O Aliciamento e o Desaparecimento De acordo com os relatos apresentados pela mãe da vítima à equipa de reportagem, o desvio de comportamento da filha foi notado em outubro do ano passado. O acusado teria interpelado a menor no caminho da escola e, para facilitar a comunicação e contornar o controlo materno, ofereceu-lhe um smartphone evoluído, uma vez que a mãe apenas permitia o uso de um telemóvel simples. “Aquele moço levou o telefone… e entregou pela primeira vez… era para quê? Para facilitar aquilo que ele queria”, desabafou a progenitora enquanto era entrevistada no local dos factos. O caso agravou-se em janeiro, quando a adolescente abandonou a casa dos pais para viver com o jovem durante seis dias.
Confirmação Médica e Tentativa de Suborno A gravidade do crime foi confirmada por exames de medicina legal. A mãe relatou que, no hospital, os médicos confirmaram a violação e o abuso. “Fui no hospital na medicina legal, disseram aqui: ele violou, além de violar também lhe abusou”, afirmou a mãe perante as câmaras da Miramar. Além da violência sexual, a família do acusado teria tentado silenciar o caso através de compensações financeiras. Durante o encontro entre as famílias, a mãe do jovem teria proposto resolver o assunto “de uma outra maneira”, oferecendo dinheiro para anular o processo, proposta prontamente recusada pela mãe da vítima, que exige que a “justiça seja feita”.
Interferência Policial sob Suspeita Um dos pontos mais sensíveis da denúncia envolve a atuação das autoridades na esquadra local. A mãe da adolescente acusou diretamente a chefe do posto policial de tentar influenciar o desfecho do caso a favor do agressor. Segundo o depoimento, a oficial teria sugerido que o caso fosse resolvido apenas “entre família” e na Procuradoria, alegando que a menor teria enviado vídeos comprometedores ao jovem, o que, na visão da polícia, dificultaria o prosseguimento da detenção.
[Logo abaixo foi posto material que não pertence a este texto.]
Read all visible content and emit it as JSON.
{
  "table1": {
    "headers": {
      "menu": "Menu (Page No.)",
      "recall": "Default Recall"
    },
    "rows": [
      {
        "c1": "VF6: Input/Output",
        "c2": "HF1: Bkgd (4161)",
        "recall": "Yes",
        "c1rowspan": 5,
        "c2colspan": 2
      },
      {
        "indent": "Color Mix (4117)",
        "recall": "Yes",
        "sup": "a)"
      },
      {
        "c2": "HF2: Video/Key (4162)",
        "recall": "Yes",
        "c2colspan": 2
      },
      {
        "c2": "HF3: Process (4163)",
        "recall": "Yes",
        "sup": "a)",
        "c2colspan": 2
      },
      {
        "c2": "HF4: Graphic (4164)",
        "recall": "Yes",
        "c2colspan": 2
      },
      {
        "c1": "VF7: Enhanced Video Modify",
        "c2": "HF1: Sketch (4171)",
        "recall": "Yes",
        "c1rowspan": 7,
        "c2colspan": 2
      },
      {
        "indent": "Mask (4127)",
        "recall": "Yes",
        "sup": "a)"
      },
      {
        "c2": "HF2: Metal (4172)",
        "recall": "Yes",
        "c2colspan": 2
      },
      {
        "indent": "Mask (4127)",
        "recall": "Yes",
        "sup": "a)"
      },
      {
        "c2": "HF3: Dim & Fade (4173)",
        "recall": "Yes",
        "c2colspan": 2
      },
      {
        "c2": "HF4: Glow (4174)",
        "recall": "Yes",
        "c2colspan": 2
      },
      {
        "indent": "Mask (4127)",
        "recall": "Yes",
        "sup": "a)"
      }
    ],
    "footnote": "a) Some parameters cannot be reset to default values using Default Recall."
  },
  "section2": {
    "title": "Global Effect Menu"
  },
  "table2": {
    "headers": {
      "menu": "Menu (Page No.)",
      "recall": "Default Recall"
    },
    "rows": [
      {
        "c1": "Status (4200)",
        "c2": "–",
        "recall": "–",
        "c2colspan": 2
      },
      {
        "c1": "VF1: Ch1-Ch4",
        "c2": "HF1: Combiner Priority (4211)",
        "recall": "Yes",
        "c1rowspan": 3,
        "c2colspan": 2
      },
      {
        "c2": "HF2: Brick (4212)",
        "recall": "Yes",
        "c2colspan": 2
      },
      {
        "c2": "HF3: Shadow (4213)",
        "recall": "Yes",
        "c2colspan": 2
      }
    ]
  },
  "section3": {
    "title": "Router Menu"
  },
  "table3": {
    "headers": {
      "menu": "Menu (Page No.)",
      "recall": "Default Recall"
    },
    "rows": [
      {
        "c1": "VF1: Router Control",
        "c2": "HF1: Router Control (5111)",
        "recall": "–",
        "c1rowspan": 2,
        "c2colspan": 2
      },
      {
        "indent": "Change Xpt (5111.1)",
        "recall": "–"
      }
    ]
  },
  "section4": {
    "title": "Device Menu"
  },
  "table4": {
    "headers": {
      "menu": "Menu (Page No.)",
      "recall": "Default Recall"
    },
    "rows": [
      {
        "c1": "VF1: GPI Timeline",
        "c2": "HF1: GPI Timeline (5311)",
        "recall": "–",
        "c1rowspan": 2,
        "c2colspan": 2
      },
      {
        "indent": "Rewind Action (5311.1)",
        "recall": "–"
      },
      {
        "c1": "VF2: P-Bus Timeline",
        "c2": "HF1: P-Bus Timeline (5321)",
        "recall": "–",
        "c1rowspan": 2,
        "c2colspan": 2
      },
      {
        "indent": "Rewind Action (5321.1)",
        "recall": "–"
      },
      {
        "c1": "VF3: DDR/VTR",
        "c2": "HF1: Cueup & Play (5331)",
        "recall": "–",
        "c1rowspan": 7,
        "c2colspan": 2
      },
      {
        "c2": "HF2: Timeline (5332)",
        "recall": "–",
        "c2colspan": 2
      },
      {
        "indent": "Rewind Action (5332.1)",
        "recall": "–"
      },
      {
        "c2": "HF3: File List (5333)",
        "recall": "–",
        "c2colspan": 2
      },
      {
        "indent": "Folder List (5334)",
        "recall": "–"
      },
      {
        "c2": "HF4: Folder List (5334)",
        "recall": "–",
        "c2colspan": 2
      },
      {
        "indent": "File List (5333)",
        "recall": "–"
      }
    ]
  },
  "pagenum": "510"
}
A adolescente, também ouvida pela reportagem, confirmou ter alertado o jovem várias vezes sobre a sua idade e sobre o facto de ter familiares na polícia e nas forças militares, mas afirmou que ele “sempre ignorava tudo”. Perante as denúncias de má conduta, a Polícia prometeu investigar as alegações de interferência processual, enquanto a família da vítima garante que levará o caso até às últimas consequências para garantir a responsabilização do acusado.